Обычный строгий научный метод познания. Оперирующий вещами, заведомо находящимися за пределами нашего опыта. Стена.
Но что если, как учит критический метод, усомниться — так ли уж стена и непреодолима? Вероятно. Но не на нашем уровне. Сознание, которое станет способно её преодолеть, будет больше отличаться от нашего качественно, чем мы от мышек. То есть, это уже будут не живые существа, а ангелы какие-то. Вот философы — и есть те, кто стоит на полпути от людей к ангелам. Причём даже неважно как далеко продвигаются. Хорошо уже что тянутся.
Понял три вещи:
- я еще не достаточно умен для того, чтобы вдруг наткнуться на стену, за которой не может быть познано абсолютно ничего;
- даже если познание конечно, не может быть оно бесполезно, оно не для самое себя, и на другом уровне будет другое познание, и и тоже как-нибудь да пригодится;
- философия способствует пищеварению.
Я говорю про трансцендентное — принципиально недоступное чувственному опыту. Если захотите вдруг ради забавы отыскать эту стену, ключи я уже дал там ниже: восточные учения, которые лишь с этим и имеют дело. Кроме, разве, Конфуция, этот в основном прикладной моралью занимался. Ну и смерть. Это штука, которая всё ставит на свои места. Но большинство не знают о ней ничего, сталкивается с этим слишком поздно, когда она уже по-настоящему приходит.

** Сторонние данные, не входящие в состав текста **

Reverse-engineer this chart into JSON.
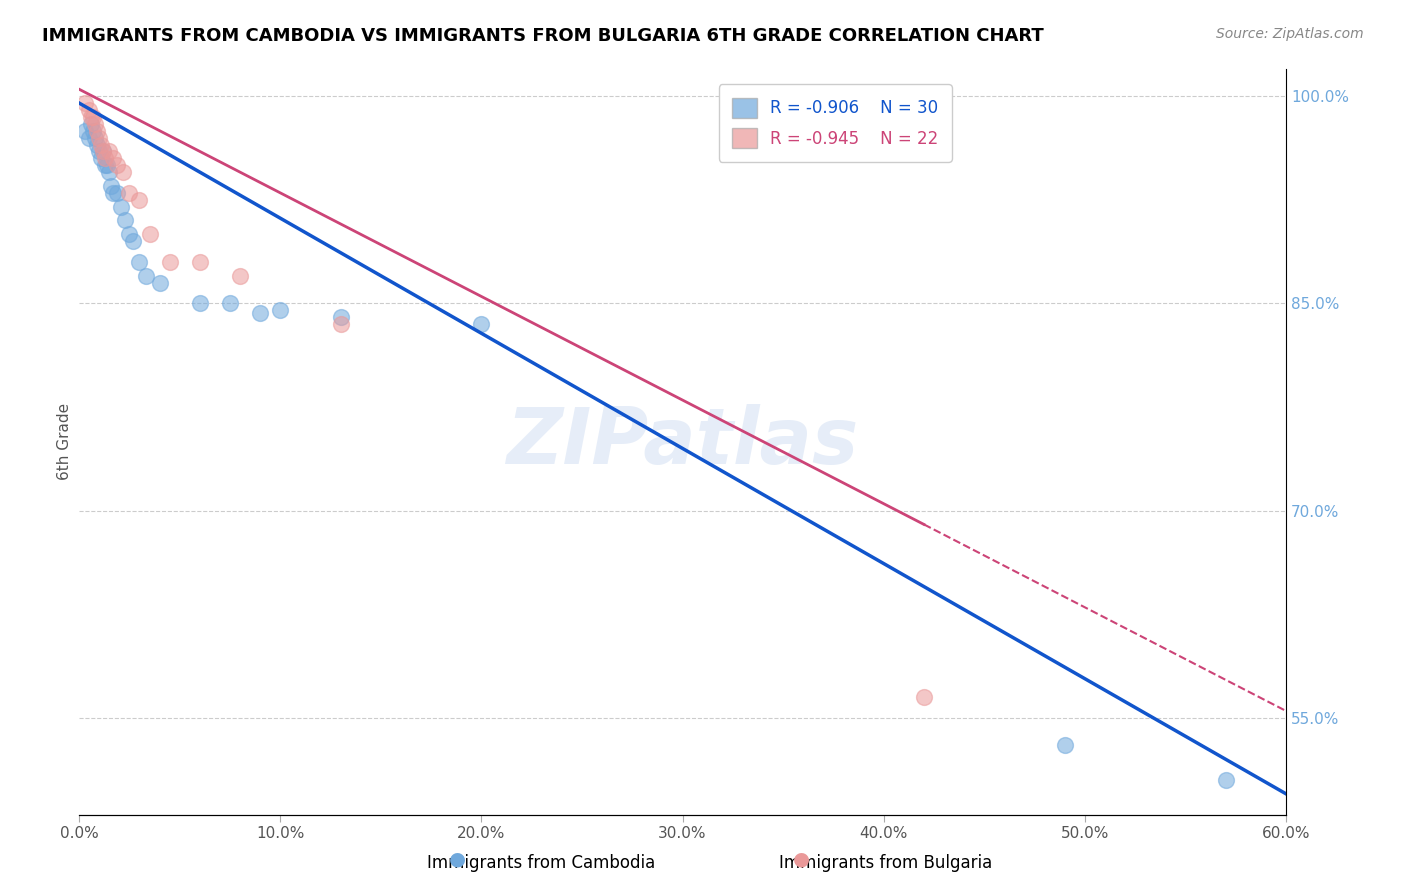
{
  "title": "IMMIGRANTS FROM CAMBODIA VS IMMIGRANTS FROM BULGARIA 6TH GRADE CORRELATION CHART",
  "source": "Source: ZipAtlas.com",
  "xlabel_legend1": "Immigrants from Cambodia",
  "xlabel_legend2": "Immigrants from Bulgaria",
  "ylabel": "6th Grade",
  "r1": -0.906,
  "n1": 30,
  "r2": -0.945,
  "n2": 22,
  "color1": "#6fa8dc",
  "color2": "#ea9999",
  "line_color1": "#1155cc",
  "line_color2": "#cc4477",
  "watermark": "ZIPatlas",
  "xlim": [
    0.0,
    0.6
  ],
  "ylim": [
    0.48,
    1.02
  ],
  "xticks": [
    0.0,
    0.1,
    0.2,
    0.3,
    0.4,
    0.5,
    0.6
  ],
  "yticks_right": [
    1.0,
    0.85,
    0.7,
    0.55
  ],
  "ytick_labels_right": [
    "100.0%",
    "85.0%",
    "70.0%",
    "55.0%"
  ],
  "blue_line_x0": 0.0,
  "blue_line_y0": 0.995,
  "blue_line_x1": 0.6,
  "blue_line_y1": 0.495,
  "pink_line_x0": 0.0,
  "pink_line_y0": 1.005,
  "pink_line_x1": 0.6,
  "pink_line_y1": 0.555,
  "pink_line_solid_end": 0.42,
  "blue_points_x": [
    0.003,
    0.005,
    0.006,
    0.007,
    0.008,
    0.009,
    0.01,
    0.011,
    0.012,
    0.013,
    0.014,
    0.015,
    0.016,
    0.017,
    0.019,
    0.021,
    0.023,
    0.025,
    0.027,
    0.03,
    0.033,
    0.04,
    0.06,
    0.075,
    0.09,
    0.1,
    0.13,
    0.2,
    0.49,
    0.57
  ],
  "blue_points_y": [
    0.975,
    0.97,
    0.98,
    0.975,
    0.97,
    0.965,
    0.96,
    0.955,
    0.96,
    0.95,
    0.95,
    0.945,
    0.935,
    0.93,
    0.93,
    0.92,
    0.91,
    0.9,
    0.895,
    0.88,
    0.87,
    0.865,
    0.85,
    0.85,
    0.843,
    0.845,
    0.84,
    0.835,
    0.53,
    0.505
  ],
  "pink_points_x": [
    0.003,
    0.005,
    0.006,
    0.007,
    0.008,
    0.009,
    0.01,
    0.011,
    0.012,
    0.013,
    0.015,
    0.017,
    0.019,
    0.022,
    0.025,
    0.03,
    0.035,
    0.045,
    0.06,
    0.08,
    0.13,
    0.42
  ],
  "pink_points_y": [
    0.995,
    0.99,
    0.985,
    0.985,
    0.98,
    0.975,
    0.97,
    0.965,
    0.96,
    0.955,
    0.96,
    0.955,
    0.95,
    0.945,
    0.93,
    0.925,
    0.9,
    0.88,
    0.88,
    0.87,
    0.835,
    0.565
  ]
}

Боюсь, не мое это, путаюсь, сбиваюсь, и сразу вспоминаю личные качества оппонента.
Я на неё наткнулся случайно, ещё наверное в последних классах школы, и сразу как-то даже не обратил внимания. Но со временем ценю её все больше. Разрушение привычной иллюзорной обыденности всего, что происходит.
Из подтехник: сбить компас, заставить себя на время выкинуть сформированную пространственную систему координат, или вовсе отказаться от привязок, или повернуть её, поменять стороны, или засунуть себя в места, где координаты ещё не наработаны. Совершенно другое мироощущение возникает. Чтобы сразу понять, что имеется в виду, достаточно открыть окно и взглянуть на город в зеркальное отражение створки. И сконцентрироваться на том, что ой, это же совсем другое место, с совсем другим настроением — хотя, мы знаем, не поменялось ничего.

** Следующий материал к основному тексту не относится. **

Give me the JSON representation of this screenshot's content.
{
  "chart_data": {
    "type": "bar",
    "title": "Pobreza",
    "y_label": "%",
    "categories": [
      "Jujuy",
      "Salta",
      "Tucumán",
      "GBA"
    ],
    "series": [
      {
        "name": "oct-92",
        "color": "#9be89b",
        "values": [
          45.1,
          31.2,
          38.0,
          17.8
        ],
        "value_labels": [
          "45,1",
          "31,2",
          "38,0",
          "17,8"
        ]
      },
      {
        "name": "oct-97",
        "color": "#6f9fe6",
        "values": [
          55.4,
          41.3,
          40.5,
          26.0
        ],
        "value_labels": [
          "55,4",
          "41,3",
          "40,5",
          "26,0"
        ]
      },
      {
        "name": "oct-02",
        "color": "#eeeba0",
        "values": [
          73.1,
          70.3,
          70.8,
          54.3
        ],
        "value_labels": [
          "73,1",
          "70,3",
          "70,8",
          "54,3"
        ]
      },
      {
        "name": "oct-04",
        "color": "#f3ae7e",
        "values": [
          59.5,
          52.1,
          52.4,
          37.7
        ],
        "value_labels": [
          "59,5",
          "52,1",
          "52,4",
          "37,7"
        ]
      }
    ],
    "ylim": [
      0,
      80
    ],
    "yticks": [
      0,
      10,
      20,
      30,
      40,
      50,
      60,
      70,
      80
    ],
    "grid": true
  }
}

И другая, схожая — сбить временные установки. Представить себя и мир вокруг не как все всегда «ну мы же живём в современности, XX-XXI век, вот это всё, бу-бу-бу...», а — в давно погибшем и забытом древнем царстве Китая. Они тоже не считали себя китайцами, как и мы, а просто людьми. И древними они себя тоже не считали, жили, как и мы, на острие времени, в самой что ни на есть передовой современности... Или напротив, воспринять себя в далёком будущем, где мы окружены чудесными, немыслимыми вещами.
И третья, до кучи — постараться понять, что по сути, наша реальность очень, слишком близка к тому, что мы встречаем в наших наиболее ярких, подробнейших, вещественных снах.
Дополните?
То есть, что это я, уже давно и надёжно классифицированные вещи вам пытаюсь описывать, как будто впервые.
Ну и, понятно, не Шкловский всё это изобрёл, а, собственно, первые люди. Или даже ещё не люди. Сознание не люди изобрели.
Кстати, тяга к новым горизонтам, та самая пассионарность™ — то, что в результате и заставило первых людей пойти на север вдоль побережья Африки и, всё следуя по этому побережью, обогнуть Аравию, Индию — и в итоге заселить все материки — думаю, имеет точно ту же природу, что и очарование зеркального мира в открытой створке окна. Кто пассионарен, тот поймёт. Вот что двигало македонян на восток.
Незнакомые городские кварталы (холмы и рощи — у наших первобытных предков) на горизонте, освещённые солнцем, всегда представляются неким Градом небесным, кажется, там живут какие-то другие, счастливые люди. А попадаешь туда — всё то же самое, что и везде. Но не иллюзия ли это?